Bleeding got better, thanks. Brain didn't get so much better. OH seems to think that I should be 'over' things straight away. After he picked me up following D&C he barely spoke to me all night. The only times he did speak to me he was in an utterly bad mood, which wasn't particularly fun, said he wasn't in a bad mood with me and that he was just simply in a bad mood. I stayed upstairs, he stayed downstairs. He didn't even come up to see me. Not at all. Not to ask "Are you okay?" or "Do you need a hug?"
No and Yes?
Yesterday we went to the match. I had been looking forward to it, actually, but I was looking forward to being almost ten weeks pregnant when I went. I wasn't. I was one day post D&C which is a kind of raw and painful time at the best of times. He told us that we were getting dropped off at Anfield and then getting picked up. We weren't. We got a taxi there, yes, but have you ever tried getting a taxi after a match has let out? Well, it's nigh on impossible. So without even thinking, he said "Oh, we'll just walk."

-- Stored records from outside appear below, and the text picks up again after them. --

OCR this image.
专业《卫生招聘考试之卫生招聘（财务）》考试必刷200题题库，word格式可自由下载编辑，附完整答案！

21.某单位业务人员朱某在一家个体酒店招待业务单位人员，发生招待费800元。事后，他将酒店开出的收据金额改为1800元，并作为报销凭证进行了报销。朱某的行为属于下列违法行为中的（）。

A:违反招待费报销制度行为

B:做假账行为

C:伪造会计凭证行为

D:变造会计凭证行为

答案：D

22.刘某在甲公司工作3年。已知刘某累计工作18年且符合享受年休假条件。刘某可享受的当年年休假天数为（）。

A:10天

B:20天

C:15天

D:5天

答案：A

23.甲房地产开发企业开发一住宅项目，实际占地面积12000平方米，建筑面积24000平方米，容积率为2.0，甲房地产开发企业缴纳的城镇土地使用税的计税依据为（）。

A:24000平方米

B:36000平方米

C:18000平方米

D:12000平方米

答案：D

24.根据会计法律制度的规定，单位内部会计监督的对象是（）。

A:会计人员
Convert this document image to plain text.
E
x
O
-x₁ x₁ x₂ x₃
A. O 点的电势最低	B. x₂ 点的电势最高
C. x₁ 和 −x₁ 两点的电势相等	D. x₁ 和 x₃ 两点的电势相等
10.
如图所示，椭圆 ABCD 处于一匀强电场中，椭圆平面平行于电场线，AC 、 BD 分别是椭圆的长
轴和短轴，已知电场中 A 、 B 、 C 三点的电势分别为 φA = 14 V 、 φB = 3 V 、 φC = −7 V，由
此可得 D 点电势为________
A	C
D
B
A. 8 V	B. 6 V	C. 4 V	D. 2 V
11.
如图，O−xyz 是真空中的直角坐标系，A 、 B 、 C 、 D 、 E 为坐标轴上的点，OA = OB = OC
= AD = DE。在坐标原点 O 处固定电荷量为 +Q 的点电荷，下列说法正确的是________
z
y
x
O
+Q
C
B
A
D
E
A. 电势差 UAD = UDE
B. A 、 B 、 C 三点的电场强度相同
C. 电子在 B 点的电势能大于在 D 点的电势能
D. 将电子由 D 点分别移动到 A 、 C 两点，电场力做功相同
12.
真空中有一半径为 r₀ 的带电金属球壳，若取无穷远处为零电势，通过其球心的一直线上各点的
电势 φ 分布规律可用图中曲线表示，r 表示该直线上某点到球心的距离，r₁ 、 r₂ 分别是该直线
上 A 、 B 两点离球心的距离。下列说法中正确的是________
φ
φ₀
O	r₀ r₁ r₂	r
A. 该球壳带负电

I thought "Lets see how far I can walk without wanting to die, eh?"
I didn't get far. So we ended up waiting at a bus stop for hours. And he seemed in a bad mood then, too, as if I had ruined everything by simply not wishing to walk the four miles home the day after having a D&C.
THEN, he decided that we were going to go to his auntie's barbecue straight after. He decided this without even asking a) if I wanted to or b) I felt up to it. To be perfectly honest, I didn't feel ready for sitting around all night whilst his whole family get drunk but I don't particularly seem to matter any more, these days, so I went along with it because I simply cannot be bothered arguing.
It's like normal life has resumed, which is what I wanted, yes, but something HAS changed, and it'd be nice if I were allowed to come to terms with that in my own time without OH expecting me to run a marathon immediately after. I had his mother asking me if I wanted a double JD and Coke, highlighting the fact that I could drink, now, if I wanted to. The fact that i wouldn't drink a double JD and Coke before all of this makes me wonder why I all of a sudden would now. Did THAT part of me change, too?
I don't know. It's back to work tomorrow, life resumes, it all moves on as if nothing ever happened and it just doesn't feel all that right.